A Hebrew version of this article originally appeared in Makor Rishon on June 10th.
by: Carole Nuriel | July 23, 2019
It has been more than three weeks since the earthquake that rocked Israel in wake of the shooting of Israeli-Ethiopian teenager Solomon Tekah by an off-duty police officer. The national debate that began with an emphasis on the details of the shooting incident has since turned into a discourse on the image of Israeli society – who we are and how we relate to the other’s sense of belonging.
Tekah was reportedly involved in a fight, which the officer was attempting to break up. The officer, who hasn’t been named, claimed he did not target Tekah and had only fired at the ground. Still, the June 30 killing was viewed by the Ethiopian community and many Israelis as part of a pattern of systemic police racism against Ethiopians, and led to days of massive protests across the country. The officer is expected to face charges of reckless homicide.
This event gives us an opportunity to see where we have come from and where we are headed – both ideologically and practically. Israel’s Declaration of Independence states that the state “…will be based on freedom, justice and peace as envisaged by the prophets of Israel ... ensure complete equality of social and political rights to all its citizens irrespective of religion, race or sex ... (and) guarantee freedom of religion, conscience, language, education and culture...”.
But the truth is that even today, 71 years after the establishment of the State of Israel, some citizens from various identity groups – LGBTQ, people with disabilities, Ethiopians, Arabs and other marginalized groups – feel that “justice” and “equality of social rights” do not apply to them. All make the same basic claim: that many if not most Israelis don’t know their story; that they are not part of the discourse in Israel – and that this paves the way to alienation, injustice, inequality and even racism.
This is the case any time a particular group feels that an identity component distinguishes it from others and becomes a source of discrimination: gender, special needs, national identification, socio-economic status, etc.
All Israelis should be deeply concerned about this inequality. When there is injustice in a society, it affects not only the victims of the injustice, but also and especially the health of the entire society.
For Ethiopian immigrants, it is a doubled edged sword when it comes to their status in society: their skin color leads to racism, and there are doubts about whether or not they are really Jewish.
Sadly, there’s a long history of anti-Ethiopian bigotry in Israeli society. We recall the issue of the discarded blood units in the mid-1990s, the deep resentment over the lack of public interest in the disappearance of Avera Mengistu (a mentally challenged Israeli-Ethiopian who reportedly crossed into Gaza and disappeared), and the affair of the Barkan Wineries, which tried to prevent Ethiopian immigrants from working in wine production for reasons of kashrut and backed down only in wake of public pressure. All of these come in addition to many individual cases of Ethiopian citizens feeling that they are victims of discrimination and racism in the street, in places of business, in employment and in housing.

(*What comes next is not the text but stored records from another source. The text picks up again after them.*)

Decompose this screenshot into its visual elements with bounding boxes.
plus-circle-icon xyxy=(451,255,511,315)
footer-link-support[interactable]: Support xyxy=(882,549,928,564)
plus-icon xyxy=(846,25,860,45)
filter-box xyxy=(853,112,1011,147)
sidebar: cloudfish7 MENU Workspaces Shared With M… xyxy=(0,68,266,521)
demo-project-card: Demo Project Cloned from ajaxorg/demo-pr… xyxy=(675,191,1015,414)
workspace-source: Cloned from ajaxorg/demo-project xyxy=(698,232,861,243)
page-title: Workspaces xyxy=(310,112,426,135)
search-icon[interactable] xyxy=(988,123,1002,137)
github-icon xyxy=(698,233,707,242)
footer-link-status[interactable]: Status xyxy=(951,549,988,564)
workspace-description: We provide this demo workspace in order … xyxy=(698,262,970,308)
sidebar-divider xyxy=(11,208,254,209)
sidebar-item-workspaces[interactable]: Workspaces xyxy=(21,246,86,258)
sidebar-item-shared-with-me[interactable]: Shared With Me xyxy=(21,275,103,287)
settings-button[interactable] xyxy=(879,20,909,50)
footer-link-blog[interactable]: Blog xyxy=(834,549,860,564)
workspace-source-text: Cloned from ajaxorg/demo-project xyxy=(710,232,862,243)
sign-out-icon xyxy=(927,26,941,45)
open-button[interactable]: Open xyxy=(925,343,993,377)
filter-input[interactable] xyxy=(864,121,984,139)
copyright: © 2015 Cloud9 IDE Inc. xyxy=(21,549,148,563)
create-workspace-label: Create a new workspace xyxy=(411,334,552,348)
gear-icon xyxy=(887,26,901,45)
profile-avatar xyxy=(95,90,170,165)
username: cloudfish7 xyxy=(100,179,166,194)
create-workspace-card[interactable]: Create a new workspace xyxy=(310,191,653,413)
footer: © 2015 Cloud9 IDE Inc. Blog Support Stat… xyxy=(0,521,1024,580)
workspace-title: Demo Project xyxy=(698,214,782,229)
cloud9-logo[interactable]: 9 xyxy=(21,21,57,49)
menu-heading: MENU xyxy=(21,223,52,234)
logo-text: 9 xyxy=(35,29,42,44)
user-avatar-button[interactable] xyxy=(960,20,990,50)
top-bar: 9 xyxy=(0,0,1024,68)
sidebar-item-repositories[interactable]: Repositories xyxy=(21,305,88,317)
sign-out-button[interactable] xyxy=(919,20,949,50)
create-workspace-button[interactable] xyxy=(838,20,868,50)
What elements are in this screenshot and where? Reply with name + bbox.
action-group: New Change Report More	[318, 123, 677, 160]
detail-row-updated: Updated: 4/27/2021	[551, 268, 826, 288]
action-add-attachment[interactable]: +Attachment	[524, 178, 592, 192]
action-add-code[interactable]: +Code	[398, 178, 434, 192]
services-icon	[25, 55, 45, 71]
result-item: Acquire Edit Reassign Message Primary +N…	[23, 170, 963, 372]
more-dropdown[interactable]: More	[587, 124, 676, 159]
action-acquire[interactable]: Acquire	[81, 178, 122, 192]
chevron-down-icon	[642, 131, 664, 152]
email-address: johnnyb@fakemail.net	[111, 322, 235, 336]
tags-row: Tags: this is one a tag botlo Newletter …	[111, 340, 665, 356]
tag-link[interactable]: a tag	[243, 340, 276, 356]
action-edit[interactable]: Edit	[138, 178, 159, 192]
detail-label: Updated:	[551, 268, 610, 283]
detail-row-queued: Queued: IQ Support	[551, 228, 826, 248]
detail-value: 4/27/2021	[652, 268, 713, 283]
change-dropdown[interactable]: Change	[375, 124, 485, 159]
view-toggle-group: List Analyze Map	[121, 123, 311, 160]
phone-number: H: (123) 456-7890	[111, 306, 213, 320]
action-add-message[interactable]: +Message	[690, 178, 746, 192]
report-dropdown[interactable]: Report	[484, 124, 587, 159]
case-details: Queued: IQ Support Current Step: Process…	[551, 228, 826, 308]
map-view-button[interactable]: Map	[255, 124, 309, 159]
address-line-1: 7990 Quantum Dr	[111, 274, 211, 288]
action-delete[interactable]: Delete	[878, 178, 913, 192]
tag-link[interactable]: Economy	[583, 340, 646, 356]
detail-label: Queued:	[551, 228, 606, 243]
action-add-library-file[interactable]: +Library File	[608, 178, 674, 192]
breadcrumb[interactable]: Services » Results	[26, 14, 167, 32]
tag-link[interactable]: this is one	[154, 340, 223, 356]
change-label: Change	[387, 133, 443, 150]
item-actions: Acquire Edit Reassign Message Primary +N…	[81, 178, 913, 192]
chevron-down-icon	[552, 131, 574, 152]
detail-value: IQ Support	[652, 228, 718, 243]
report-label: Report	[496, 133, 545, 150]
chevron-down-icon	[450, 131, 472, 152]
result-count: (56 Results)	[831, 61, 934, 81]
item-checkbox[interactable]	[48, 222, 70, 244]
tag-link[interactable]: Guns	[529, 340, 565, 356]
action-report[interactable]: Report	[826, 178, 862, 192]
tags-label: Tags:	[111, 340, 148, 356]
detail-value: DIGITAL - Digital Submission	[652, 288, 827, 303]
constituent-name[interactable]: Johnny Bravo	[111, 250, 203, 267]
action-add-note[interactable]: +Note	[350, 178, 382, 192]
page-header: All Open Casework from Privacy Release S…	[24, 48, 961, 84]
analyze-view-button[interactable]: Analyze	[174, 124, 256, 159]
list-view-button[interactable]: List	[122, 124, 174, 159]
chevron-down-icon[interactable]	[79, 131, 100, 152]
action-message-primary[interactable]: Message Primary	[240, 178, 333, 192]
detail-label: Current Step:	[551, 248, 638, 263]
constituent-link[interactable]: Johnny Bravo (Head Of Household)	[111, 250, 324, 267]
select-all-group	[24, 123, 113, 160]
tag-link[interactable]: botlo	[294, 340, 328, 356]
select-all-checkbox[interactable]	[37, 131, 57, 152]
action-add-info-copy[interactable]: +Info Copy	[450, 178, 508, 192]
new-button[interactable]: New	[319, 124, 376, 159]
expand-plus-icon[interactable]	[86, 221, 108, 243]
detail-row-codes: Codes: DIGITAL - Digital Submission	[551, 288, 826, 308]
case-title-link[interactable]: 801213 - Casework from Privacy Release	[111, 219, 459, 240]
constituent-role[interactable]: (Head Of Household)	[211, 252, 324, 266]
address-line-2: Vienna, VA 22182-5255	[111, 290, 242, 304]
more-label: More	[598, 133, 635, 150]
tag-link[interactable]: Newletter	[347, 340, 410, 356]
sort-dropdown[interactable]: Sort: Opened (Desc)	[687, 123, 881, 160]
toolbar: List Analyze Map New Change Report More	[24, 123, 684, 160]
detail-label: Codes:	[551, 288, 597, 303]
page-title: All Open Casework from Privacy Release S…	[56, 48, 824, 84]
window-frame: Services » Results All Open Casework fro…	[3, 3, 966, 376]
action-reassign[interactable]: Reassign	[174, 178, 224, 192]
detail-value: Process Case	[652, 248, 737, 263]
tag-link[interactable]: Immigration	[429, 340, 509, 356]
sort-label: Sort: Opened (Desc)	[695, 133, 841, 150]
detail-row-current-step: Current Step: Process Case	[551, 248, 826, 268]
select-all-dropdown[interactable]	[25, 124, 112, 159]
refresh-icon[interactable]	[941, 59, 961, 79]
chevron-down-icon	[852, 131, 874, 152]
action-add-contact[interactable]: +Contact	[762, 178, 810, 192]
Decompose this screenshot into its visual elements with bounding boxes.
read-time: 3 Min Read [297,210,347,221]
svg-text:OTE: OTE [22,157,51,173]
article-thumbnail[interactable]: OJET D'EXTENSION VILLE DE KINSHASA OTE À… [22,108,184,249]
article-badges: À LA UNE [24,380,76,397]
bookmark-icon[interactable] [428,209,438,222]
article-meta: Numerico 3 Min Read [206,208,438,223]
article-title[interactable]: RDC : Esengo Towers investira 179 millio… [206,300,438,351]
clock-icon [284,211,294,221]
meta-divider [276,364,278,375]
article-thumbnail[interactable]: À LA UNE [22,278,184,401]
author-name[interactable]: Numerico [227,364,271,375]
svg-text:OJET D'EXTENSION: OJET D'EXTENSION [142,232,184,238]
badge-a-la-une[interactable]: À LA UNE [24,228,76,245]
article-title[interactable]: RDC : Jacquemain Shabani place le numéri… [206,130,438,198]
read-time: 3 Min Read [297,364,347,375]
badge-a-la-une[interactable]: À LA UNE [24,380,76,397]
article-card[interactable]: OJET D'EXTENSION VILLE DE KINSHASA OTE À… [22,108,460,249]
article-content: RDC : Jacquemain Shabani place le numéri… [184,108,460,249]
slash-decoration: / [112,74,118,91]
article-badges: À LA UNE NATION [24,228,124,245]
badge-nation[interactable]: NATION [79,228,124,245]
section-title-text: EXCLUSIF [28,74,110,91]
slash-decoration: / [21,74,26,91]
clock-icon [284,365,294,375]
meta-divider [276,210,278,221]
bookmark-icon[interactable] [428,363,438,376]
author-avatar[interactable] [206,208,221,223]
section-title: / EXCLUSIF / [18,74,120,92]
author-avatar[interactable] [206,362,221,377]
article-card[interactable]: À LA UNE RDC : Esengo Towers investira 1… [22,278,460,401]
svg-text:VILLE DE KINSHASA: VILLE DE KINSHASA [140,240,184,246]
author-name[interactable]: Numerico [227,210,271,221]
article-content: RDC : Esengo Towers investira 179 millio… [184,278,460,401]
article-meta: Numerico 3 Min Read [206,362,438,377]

Are these feelings of discrimination and injustice against a particular group new to Israeli society? Not really. Last year, David Deri’s documentary, Sallah, This is the Land of Israel, stirred up anew the resentment felt by Israel’s North African immigrants. Deri’s documentary corroborated a long-held suspicion that in the 1950s, Israel’s leadership discriminated against North African Jews by settling them in the country’s periphery rather than the center of Israel where Ashkenazi immigrants were settled. The documentary focuses on the deep wounds among the original immigrants as well as the impact this policy has had on the next generations. This deeply-rooted sense of marginalization and discrimination culminated in the Wadi Salib riots in Haifa in 1959, where the police shooting of a resident of North African origin escalated into widespread protests; and later on in the establishment of Israel’s Black Panthers movement in 1971 by the second generation of North African immigrants.
So, the wounds have never completely healed and perhaps precisely from this wounded and painful place, we must all look reality right in the face and take responsibility. Because we don’t want to see another “Sallah” film a few decades down the line and painfully recall what we can correct now, this time regarding Ethiopian immigrants.
So what should we do as a society to improve the situation? Discrimination starts with deep currents that originate in implicit biases and prejudices. These are the forces that motivate and legitimize it. We must fight it where it starts. First, all of us, ordinary people and governmental systems alike, must adopt the “us” approach over the “them” approach. Second, the change must include parents, educators and policymakers. The home is where we first learn about the “other.” And of course, there are the schools, which help us to validate or refute what we have learned. Finally, our leadership must place social issues and especially the promotion of justice and equality at the top of our national priorities.
The coming elections offer an opportunity for the various political parties to address how they will confront the subject of social cohesion in Israel and the issues of justice, equality, attitudes toward the other and trust among the different groups in Israeli society.
A society in which everyone feels equal is not only a moral obligation, but also a national interest: A society in which everyone feels equal is a much stronger one in the face of external challenges. The things that harm the other today can hurt any one of us tomorrow.
So let’s stop talking about “them,” and let’s start thinking – and talking – about “us.”